Having finished with the four coats of primer, I turned my attention to replacing the halyards. My first attempt in ordering the correct size line was a bust. I never could find any specific documentation for the Harpoon 6.2 so I measured the old stuff and placed an order with Defender for some Sampson Ropes, 3/8 in. (10 mm), double-braided rope in four different tracer colors (green = main to starboard aft, red = head to port aft, yellow = topping to starboard fwd. and blue = spinnaker to port fwd.). I couldn’t justify the cost of pre-assembled halyards with new shackles, so I decided that I would learn how to eye splice the old, good condition, shackles onto the new halyards. Easy right? WRONG!
I had watched several different YouTube videos and found the cheapest plastic fids in a local hardware store so I thought I was ready. When the rope arrived, I attempted my first eye splice which turned out to be a total failure. The plastic fids were too fat and too short to use with the rope. I soon realized I needed the “real” thing. That’s also when I found out that 3/8 in. was too big to fit it on the pulleys in the mast! I took a chance and contacted Defender to see if I could return them. Their answer was well, maybe – YES!

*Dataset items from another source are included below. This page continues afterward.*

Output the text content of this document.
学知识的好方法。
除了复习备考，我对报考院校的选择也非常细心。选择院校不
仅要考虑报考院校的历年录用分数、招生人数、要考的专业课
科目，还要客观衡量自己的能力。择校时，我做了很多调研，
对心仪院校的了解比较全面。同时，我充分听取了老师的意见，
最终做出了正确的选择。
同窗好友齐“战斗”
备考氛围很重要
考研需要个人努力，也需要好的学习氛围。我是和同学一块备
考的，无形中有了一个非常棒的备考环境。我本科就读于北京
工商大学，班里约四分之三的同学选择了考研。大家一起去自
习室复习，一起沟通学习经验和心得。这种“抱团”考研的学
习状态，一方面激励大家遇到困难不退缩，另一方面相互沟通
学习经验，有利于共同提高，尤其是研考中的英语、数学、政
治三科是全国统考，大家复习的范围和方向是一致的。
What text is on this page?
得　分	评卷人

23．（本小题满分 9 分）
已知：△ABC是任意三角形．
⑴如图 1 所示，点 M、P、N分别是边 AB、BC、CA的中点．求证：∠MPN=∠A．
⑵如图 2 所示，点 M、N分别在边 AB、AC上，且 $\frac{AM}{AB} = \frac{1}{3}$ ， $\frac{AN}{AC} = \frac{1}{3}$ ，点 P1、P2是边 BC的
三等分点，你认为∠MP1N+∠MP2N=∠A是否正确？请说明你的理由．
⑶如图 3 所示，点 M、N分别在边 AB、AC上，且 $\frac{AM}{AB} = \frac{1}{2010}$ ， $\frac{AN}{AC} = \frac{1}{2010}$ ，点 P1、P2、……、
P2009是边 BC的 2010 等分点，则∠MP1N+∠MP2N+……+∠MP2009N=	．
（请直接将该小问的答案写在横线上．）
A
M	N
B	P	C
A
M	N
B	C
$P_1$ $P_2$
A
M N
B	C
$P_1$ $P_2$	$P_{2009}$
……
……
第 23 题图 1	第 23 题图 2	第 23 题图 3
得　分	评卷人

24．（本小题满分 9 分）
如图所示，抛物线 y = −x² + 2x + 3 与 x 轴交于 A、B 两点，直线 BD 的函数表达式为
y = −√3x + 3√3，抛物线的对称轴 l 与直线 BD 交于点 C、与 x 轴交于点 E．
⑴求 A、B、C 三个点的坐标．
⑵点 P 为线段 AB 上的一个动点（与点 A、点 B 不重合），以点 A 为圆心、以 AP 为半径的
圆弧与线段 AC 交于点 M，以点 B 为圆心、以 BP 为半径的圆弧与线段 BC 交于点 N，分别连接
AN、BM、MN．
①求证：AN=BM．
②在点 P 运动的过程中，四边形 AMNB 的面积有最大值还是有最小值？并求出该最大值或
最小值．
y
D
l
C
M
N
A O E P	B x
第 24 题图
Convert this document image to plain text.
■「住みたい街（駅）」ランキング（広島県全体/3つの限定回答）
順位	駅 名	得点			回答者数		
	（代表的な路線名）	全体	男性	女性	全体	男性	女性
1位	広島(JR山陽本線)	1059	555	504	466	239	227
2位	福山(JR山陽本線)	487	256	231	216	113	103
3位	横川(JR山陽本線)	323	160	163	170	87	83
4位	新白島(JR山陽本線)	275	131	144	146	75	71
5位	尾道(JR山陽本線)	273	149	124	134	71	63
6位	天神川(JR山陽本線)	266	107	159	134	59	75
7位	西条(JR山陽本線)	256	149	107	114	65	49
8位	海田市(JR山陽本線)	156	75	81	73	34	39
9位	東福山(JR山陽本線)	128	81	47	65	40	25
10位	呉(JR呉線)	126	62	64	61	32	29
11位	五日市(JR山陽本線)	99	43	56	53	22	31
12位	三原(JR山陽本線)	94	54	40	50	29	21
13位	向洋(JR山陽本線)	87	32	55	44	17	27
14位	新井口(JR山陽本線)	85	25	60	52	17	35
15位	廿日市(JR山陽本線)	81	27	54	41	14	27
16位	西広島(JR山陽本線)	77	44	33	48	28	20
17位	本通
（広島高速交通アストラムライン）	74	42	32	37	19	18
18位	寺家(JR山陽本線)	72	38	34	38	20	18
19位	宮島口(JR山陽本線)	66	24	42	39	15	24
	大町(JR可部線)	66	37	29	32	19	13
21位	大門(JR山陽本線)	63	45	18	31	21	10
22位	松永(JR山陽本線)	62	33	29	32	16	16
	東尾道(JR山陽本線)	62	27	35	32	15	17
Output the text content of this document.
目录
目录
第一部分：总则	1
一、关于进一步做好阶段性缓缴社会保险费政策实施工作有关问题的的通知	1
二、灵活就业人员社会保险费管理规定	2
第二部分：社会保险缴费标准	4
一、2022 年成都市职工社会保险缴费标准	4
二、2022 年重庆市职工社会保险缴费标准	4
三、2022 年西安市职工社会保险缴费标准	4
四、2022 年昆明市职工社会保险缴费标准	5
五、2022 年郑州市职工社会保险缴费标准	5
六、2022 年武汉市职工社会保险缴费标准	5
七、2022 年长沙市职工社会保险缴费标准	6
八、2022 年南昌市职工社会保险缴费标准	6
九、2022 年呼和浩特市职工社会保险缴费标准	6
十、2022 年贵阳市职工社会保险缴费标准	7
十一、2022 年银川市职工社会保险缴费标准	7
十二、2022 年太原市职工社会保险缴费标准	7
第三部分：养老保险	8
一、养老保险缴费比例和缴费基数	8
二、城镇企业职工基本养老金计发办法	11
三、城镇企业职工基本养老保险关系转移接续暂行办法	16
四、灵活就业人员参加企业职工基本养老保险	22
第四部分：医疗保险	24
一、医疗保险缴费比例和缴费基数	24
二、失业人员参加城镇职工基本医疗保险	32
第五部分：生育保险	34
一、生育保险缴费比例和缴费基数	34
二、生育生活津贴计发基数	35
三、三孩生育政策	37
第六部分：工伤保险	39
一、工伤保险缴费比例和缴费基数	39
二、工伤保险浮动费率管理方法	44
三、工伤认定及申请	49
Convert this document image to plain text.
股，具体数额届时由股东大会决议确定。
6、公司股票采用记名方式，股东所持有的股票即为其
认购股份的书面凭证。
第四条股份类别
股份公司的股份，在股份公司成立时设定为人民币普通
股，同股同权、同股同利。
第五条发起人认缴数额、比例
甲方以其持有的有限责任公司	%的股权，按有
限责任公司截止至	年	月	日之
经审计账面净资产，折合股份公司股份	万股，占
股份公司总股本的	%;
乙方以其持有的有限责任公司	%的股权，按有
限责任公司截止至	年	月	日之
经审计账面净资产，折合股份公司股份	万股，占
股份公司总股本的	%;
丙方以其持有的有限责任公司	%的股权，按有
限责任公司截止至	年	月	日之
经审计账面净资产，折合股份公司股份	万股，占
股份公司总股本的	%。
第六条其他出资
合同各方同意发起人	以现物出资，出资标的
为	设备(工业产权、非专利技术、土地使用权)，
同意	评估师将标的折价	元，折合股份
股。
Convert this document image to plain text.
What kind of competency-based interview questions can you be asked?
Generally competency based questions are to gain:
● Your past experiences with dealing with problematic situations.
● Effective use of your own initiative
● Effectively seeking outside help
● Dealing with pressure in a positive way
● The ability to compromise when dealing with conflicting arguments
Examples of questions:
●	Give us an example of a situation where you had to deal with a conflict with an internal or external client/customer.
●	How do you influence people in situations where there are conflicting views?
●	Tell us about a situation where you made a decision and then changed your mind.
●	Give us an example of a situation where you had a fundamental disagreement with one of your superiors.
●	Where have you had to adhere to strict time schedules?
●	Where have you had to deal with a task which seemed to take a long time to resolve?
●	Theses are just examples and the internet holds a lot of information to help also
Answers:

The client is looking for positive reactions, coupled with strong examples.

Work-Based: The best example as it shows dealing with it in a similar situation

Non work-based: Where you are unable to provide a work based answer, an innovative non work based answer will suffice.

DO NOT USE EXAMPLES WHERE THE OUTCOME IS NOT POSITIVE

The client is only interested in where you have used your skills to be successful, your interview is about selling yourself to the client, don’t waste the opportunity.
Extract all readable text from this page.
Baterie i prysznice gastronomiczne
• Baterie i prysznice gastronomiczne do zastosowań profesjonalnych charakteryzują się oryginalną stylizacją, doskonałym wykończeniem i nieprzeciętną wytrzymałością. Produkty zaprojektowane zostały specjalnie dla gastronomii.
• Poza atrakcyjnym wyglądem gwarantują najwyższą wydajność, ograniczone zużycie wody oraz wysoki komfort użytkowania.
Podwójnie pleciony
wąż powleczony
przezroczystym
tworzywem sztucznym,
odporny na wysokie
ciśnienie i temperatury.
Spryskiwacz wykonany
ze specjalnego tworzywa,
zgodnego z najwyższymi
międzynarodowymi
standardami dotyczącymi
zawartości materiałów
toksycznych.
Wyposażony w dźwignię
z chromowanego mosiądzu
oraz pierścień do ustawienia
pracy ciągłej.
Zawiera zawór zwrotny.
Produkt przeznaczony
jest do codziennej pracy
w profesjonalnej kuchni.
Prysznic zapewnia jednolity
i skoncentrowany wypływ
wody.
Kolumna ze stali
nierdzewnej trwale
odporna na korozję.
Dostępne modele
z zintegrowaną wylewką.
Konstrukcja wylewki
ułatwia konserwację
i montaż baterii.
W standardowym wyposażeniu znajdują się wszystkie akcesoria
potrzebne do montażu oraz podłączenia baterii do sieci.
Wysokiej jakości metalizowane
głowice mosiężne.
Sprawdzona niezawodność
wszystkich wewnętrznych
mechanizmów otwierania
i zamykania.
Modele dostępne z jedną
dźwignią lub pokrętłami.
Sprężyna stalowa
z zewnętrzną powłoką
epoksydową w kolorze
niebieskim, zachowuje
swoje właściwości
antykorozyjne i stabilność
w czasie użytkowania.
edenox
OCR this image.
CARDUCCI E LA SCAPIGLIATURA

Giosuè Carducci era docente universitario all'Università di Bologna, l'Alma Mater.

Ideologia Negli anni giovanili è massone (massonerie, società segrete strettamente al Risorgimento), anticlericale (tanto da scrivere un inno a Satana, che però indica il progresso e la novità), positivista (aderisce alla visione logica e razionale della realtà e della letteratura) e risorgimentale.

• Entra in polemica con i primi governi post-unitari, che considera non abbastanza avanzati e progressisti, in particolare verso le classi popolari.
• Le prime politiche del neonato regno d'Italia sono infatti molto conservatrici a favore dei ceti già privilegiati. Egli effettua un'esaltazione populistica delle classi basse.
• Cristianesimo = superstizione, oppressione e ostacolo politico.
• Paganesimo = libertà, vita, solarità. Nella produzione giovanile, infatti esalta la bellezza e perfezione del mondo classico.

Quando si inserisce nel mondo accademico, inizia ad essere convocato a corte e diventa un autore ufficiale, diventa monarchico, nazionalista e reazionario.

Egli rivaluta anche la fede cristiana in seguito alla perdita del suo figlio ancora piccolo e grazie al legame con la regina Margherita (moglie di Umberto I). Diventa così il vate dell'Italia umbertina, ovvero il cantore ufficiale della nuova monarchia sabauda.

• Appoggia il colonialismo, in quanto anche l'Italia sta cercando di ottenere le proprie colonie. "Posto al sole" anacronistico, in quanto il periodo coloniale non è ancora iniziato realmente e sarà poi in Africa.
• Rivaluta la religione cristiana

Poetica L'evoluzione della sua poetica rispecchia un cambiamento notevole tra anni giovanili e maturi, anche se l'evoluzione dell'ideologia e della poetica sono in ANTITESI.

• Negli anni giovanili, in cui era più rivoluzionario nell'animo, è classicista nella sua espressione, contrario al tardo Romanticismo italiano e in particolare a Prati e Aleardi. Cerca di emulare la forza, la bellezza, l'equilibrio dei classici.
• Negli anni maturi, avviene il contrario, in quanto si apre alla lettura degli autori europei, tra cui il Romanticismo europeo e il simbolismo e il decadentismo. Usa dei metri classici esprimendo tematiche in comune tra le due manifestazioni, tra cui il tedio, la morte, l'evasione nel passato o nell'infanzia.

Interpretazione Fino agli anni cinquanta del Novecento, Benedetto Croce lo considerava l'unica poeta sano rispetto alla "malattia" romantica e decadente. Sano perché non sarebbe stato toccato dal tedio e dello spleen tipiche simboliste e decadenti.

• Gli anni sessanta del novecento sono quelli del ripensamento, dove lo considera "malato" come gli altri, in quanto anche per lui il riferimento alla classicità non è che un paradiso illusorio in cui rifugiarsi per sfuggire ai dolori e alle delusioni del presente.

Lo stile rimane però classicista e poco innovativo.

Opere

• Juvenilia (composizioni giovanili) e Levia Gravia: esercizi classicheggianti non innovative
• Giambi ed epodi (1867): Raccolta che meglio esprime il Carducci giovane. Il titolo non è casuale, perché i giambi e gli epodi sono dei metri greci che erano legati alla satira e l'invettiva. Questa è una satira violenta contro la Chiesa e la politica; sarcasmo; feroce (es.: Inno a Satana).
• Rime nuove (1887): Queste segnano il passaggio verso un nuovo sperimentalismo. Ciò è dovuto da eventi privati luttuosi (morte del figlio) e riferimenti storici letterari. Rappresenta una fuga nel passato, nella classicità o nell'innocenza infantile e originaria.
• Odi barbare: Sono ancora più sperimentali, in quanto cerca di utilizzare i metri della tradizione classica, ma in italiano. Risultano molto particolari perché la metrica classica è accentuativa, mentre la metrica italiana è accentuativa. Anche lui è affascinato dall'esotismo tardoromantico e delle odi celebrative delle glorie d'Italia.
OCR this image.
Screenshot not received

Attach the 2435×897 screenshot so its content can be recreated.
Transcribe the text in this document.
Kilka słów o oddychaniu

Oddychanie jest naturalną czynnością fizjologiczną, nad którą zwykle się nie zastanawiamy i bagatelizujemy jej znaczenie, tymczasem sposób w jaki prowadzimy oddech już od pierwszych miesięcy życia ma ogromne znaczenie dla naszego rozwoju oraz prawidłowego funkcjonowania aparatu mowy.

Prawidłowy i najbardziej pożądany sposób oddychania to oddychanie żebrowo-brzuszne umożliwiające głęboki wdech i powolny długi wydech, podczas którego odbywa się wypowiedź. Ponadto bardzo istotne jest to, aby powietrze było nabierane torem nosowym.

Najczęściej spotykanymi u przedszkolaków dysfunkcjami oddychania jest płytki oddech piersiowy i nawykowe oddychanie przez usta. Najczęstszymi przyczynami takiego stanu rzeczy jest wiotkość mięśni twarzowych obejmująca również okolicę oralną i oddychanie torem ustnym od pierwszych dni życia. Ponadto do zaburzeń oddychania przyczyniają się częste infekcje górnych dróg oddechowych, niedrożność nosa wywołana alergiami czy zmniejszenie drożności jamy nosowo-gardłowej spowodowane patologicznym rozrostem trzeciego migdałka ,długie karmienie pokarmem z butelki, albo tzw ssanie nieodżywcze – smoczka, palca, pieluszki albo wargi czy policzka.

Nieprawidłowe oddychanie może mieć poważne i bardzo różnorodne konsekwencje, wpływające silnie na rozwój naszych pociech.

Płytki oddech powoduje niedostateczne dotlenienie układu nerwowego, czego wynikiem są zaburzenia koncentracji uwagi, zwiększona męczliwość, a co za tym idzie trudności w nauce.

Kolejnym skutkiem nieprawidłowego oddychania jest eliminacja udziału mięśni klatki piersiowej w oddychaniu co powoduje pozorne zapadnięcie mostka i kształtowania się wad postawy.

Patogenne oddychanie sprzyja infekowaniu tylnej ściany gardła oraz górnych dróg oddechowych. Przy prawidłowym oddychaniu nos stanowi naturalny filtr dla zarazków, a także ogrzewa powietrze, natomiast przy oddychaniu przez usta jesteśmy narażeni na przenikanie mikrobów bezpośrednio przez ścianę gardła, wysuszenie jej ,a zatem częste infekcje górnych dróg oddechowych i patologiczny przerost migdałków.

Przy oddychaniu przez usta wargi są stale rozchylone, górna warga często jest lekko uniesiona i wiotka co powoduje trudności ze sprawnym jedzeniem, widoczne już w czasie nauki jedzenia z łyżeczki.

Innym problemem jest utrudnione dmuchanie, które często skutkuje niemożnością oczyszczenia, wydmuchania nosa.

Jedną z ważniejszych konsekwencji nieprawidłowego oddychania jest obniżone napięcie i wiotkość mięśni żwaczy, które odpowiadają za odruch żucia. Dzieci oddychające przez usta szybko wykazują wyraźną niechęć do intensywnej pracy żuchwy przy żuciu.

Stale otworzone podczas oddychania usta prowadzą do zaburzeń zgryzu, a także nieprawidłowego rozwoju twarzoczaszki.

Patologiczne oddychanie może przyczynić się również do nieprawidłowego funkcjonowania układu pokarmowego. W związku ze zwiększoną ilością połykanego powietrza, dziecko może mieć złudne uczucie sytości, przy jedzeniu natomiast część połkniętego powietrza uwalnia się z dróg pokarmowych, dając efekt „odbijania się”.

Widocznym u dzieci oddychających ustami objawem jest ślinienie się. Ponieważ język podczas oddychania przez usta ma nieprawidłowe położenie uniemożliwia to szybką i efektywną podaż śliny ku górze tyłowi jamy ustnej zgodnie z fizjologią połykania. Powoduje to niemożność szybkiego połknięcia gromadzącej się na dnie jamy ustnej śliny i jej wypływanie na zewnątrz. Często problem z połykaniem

I kept the one piece of red 3/8 in. rope that I had already practiced on and it now serves as new mainsheet. I ordered four new 5/16 in. (8 mm) ropes and a set of five stainless steel fids made by Selma. After many more videos and several attempts, I actually got it figured out. The best video I found was done by Marlow Ropes. There are many different ways to do a double-braid eye splice but they’re all basically the same.
I managed to bring the mast inside the garage to run the new halyards and reinstall the standing rigging. I also replaced the old stainless steel wire on the spreader ends and added two large rubber spreader boots. I have a 22 x 22 foot garage so it will just fit if it is put in diagonally. It was a cold and windy week finishing off with a day of snow yesterday!
I also reinstalled the hatch after I first needed to reseat two screws due to wood rot. The mast base was a little more difficult. The mahogany core had been wet for a long time under the base. I picked out all the rotten wood I could, let it dry out, then packed it full of the JB Weld Wood Restore Premium Epoxy Putty. I used the butyl tape to rebed both the hatch and mast base. All I need now is to leak test again.
I also scrubbed the old sails with the Iosso Mold & Mildew Stain Remover. They do look brighter, but the stains are still there. Looks like warmer weather is on the horizon so next up is two coats of black bottom paint.